On Jan. 15th (day 15) I was beginning to grow very agitated with the withdrawals. They were lasting so much longer than I had anticipated and were made worse by the fact that I was only sleeping 4 hours every 36-48 hours. My nerves were shot and while I had no desire to use Heroin or any other similar opiate the thought did cross my mind to call it quits and jump back on Buprenorphine with the hopes that I could try again next year. I didn't do this.
Instead I decided to do an experiment of sorts. I decided that night I would take one of the two capsules of MDMA that had been sitting on my nightstand in a baggie. They had been staring at me for the last few weeks. That night around 10pm I took one of the capsules that contained 125mgs of MDMA that I personally ran reagent tests on for my own satisfaction.
-I can't post a time line for the effects as any notes I took were lost in a recent move. So I can just recap the experience as a whole-
My most frustrating withdrawal symptom is restless legs. By far. And it was my hope that by taking the MDMA I would at least be granted a 3-4 hour reprieve from that one symptom. Once the MDMA kicked in it became clear that all withdrawal symptoms were entirely alleviated. With my new found energy I decided to shower as a shower was desperately needed at that point and warm water on my skin was no longer such a terrifying idea. I was tempted to start cleaning my house as it was falling apart but realized that I would much rather simply lie down and be still. This stillness was more refreshing and invigorating that I can begin to describe. I sank into the couch without a thought for my legs. At that moment they didn't even exist. No longer was my body a torture chamber. So I rested. And I would breathe deeply and sigh. A good kind of sigh… over and over. Knowing full well what awaited me in just a few hours. But I paid the near future no mind and instead used this brief escape to reinvigorate myself. To further brace myself against the slings and arrows to come as it were.

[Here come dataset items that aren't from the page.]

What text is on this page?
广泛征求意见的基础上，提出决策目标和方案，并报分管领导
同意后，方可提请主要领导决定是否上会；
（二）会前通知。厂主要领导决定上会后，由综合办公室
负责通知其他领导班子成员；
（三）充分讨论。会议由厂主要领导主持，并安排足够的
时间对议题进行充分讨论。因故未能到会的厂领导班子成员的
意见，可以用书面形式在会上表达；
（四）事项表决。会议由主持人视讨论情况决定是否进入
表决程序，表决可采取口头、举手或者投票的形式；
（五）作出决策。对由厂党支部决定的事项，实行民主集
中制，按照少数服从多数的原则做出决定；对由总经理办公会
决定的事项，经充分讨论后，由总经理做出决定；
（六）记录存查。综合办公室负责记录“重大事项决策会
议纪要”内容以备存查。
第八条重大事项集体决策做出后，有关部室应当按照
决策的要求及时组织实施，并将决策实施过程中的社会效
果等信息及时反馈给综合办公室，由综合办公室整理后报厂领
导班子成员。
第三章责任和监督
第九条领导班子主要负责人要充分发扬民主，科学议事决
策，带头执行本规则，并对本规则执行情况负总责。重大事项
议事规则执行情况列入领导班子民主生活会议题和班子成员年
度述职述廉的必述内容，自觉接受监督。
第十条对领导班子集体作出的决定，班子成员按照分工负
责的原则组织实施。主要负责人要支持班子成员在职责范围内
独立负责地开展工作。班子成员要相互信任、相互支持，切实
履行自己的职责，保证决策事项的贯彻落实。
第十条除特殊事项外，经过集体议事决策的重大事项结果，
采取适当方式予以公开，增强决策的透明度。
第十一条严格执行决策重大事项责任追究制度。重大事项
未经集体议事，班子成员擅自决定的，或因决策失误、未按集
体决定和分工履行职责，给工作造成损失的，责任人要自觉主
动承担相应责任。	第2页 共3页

Coming down was, as expected, extra unpleasant. Quite horrible actually. Difficult to describe. One odd thing that happened just at the end of the experience. It was prior to withdrawal symptoms returning but also after the positive effects of the MDMA had worn off. It was during this very brief window that I got the most intense “electrical” sensation covering my entire scalp and running down my spine. Paresthesia is what they call it I suppose but while this is normally a pleasant feeling this time it was not. It started fairly normally but quickly (within a few seconds) that electricity was turned up very high and eventually turned into burning hot pokers and intense pressure. This took place over roughly 20 seconds and the pain only increased over that time until finally the pain just dissolved away. Was quite an alarming thing to go through and marked a quick descent over the next five minutes back into the withdrawal state.
Many times in various rehab's/detox's I've had the thought that it would surely be of great assistance to the kicking junky to simply get a break from the withdrawal symptoms. Even if it were only for a few minutes. Were this achievable without the use of opiates so as to avoid re-fucking those receptors and thus only extending the withdrawal, how wonderful would that be? Is that what I got with this MDMA experience?
I don't know.
But I'm one year, two months and 12 days clean. And that night with MDMA certainly helped and therefore MDMA deserves some of the credit. That much I do know.